In cassatie kan van het volgende worden uitgegaan.Aan belanghebbende is een naheffingsaanslag parkeerbelasting opgelegd. Belanghebbende heeft daartegen op 8 juli 2016 een ongemotiveerd bezwaarschrift ingediend. Op 19 juli 2017 heeft de heffingsambtenaar belanghebbende een termijn van zeven dagen gesteld voor het motiveren van het bezwaar. In die brief is vermeld dat het bezwaar niet-ontvankelijk zal worden verklaard indien het niet binnen de gestelde termijn is gemotiveerd. Belanghebbende heeft op 26 juli 2017 per fax gevraagd om een nadere termijn van vier weken voor de motivering van het bezwaar. De heffingsambtenaar heeft het bezwaar wegens het ontbreken van de gronden van het bezwaar niet-ontvankelijk verklaard.

2.2.1.

Bij het Hof was in geschil of het bezwaar terecht niet-ontvankelijk is verklaard.

2.2.2.

Het Hof heeft die vraag bevestigend beantwoord. Daarbij heeft het Hof onder meer overwogen dat artikel 6:6 van de Awb niet de eis bevat dat - bij het bieden van een mogelijkheid het verzuim te herstellen - het bestuursorgaan erop wijst dat het bezwaar niet-ontvankelijk kan worden verklaard.

2.3.1.

Voor zover de klachten opkomen tegen het in 2.2.2 vermelde oordeel van het Hof, worden zij terecht voorgesteld.

2.3.2.

Een zorgvuldige behandeling van een bezwaarschrift brengt mee dat het bestuursorgaan bij het aan de indiener van het bezwaarschrift stellen van een als fataal bedoelde termijn voor het herstellen van een verzuim, erop dient te wijzen dat overschrijding van die termijn ertoe kan leiden dat het bezwaar niet-ontvankelijk wordt verklaard. Daaraan doet niet af dat artikel 6:6 van de Awb het doen van die mededeling niet uitdrukkelijk eist. Indien het bestuursorgaan heeft verzuimd die mededeling te doen, zal aan de hand van de omstandigheden van het geval moeten worden beoordeeld of de niet-ontvankelijkverklaring van het bezwaar in stand kan blijven (vgl. ABRvS 25 mei 2016, ECLI:NL:RVS:2016:1399).

2.3.3.

De klachten in zoverre kunnen echter niet tot cassatie leiden.
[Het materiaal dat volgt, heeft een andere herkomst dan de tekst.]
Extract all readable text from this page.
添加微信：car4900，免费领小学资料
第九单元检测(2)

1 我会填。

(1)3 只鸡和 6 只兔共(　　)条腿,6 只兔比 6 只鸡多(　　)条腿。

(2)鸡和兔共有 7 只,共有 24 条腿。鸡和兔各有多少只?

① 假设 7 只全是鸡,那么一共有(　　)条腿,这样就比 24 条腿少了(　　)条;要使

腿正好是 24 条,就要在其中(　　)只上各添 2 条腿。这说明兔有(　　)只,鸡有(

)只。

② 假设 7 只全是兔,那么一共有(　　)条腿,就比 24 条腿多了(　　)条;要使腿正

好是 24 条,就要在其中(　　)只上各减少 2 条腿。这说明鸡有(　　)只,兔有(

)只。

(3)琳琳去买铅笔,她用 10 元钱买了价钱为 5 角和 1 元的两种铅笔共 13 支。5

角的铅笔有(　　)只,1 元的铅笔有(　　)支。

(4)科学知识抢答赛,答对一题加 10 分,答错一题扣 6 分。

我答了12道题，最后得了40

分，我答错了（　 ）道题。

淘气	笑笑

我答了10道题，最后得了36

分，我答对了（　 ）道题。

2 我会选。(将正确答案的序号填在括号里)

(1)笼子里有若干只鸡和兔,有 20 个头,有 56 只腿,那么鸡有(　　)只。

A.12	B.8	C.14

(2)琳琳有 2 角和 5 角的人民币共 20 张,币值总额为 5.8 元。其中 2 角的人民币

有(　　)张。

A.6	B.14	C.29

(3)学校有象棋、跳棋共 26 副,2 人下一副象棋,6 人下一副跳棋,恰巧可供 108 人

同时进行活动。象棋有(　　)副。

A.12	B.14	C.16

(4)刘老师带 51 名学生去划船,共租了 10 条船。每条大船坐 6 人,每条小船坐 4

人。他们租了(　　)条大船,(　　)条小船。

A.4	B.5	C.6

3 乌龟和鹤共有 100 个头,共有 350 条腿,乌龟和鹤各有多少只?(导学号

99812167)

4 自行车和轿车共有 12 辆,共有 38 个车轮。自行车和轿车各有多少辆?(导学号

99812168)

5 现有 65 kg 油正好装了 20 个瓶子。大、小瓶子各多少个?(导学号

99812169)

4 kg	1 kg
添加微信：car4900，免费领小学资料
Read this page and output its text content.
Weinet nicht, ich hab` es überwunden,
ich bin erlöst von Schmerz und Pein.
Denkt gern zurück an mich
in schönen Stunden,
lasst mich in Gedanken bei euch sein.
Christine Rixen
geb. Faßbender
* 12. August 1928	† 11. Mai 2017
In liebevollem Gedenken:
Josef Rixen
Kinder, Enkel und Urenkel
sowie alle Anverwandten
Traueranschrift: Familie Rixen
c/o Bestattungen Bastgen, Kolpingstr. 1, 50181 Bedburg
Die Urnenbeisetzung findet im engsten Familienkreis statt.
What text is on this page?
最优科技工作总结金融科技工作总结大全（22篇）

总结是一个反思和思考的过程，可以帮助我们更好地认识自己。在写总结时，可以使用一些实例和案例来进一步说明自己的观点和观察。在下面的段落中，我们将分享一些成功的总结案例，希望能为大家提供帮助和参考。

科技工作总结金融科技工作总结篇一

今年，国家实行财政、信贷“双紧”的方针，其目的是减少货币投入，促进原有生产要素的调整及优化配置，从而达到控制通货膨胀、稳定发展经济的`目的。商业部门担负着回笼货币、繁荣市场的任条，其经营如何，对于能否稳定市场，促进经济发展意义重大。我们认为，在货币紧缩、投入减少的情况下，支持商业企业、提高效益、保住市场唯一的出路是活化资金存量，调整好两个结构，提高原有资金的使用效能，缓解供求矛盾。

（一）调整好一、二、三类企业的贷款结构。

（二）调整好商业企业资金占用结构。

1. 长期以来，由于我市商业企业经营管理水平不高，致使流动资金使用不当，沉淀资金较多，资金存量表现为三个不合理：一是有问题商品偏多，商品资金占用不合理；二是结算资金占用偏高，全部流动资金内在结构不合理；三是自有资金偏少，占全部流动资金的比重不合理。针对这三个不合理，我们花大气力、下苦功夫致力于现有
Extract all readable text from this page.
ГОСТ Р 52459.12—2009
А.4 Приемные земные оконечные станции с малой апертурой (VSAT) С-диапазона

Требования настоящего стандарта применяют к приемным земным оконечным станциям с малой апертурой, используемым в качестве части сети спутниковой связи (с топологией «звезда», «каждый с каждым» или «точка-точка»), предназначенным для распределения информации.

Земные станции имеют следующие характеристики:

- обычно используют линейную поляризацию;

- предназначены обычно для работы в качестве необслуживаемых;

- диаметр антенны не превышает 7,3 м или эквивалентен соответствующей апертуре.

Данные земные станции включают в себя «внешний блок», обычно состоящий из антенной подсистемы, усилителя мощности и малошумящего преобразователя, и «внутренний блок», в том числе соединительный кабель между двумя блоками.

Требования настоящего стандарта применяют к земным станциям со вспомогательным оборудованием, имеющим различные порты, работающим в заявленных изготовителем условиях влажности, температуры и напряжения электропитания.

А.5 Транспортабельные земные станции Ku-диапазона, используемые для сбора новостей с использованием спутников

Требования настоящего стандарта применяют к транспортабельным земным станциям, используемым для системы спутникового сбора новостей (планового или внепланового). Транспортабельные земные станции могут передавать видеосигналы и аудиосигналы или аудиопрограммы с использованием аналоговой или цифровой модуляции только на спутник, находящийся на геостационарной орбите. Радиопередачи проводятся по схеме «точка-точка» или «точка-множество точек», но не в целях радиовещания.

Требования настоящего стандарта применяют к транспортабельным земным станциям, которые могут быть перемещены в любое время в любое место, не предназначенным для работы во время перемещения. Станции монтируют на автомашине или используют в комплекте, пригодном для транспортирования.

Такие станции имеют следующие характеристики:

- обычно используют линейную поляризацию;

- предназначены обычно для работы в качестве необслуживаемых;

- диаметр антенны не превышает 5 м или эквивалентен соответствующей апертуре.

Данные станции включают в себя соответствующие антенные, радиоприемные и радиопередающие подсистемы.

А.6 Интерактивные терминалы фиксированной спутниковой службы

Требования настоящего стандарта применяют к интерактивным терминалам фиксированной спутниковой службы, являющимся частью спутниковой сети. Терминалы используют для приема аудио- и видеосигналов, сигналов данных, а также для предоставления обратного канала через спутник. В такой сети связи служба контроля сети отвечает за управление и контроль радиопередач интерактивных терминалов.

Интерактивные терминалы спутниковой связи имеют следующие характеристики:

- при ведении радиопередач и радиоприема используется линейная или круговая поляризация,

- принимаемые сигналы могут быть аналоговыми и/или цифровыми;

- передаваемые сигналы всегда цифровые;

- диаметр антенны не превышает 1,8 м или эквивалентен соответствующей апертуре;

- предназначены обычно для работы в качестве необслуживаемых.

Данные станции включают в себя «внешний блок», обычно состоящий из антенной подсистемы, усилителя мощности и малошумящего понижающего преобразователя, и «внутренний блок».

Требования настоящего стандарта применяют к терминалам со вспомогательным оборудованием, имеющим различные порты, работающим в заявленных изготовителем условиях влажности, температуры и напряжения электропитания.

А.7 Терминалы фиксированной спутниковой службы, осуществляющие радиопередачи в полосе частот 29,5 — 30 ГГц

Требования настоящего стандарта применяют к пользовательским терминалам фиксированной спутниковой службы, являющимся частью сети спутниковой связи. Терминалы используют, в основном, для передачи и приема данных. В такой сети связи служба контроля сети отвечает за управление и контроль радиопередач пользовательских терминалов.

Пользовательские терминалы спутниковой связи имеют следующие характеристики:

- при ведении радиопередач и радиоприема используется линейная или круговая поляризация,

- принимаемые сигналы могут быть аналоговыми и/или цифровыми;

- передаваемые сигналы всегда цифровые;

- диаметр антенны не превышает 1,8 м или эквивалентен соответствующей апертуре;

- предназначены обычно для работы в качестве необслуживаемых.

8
Hetgeen het Hof omtrent artikel 6:6 van de Awb heeft overwogen heeft niet geleid tot vernietiging van de uitspraak van de Rechtbank. De Rechtbank heeft bij het ongegrond verklaren van het beroep mede in aanmerking genomen dat de heffingsambtenaar bij het stellen van de laatste termijn voor het kenbaar maken van de gronden van het bezwaar de hiervoor bedoelde mededeling heeft gedaan.

2.3.4.

De klachten voor het overige kunnen evenmin tot cassatie leiden. Dit behoeft, gezien artikel 81, lid 1, van de Wet op de rechterlijke organisatie, geen nadere motivering, nu de klachten in zoverre niet nopen tot beantwoording van rechtsvragen in het belang van de rechtseenheid of de rechtsontwikkeling.

3 Proceskosten

De Hoge Raad ziet geen aanleiding voor een veroordeling in de proceskosten.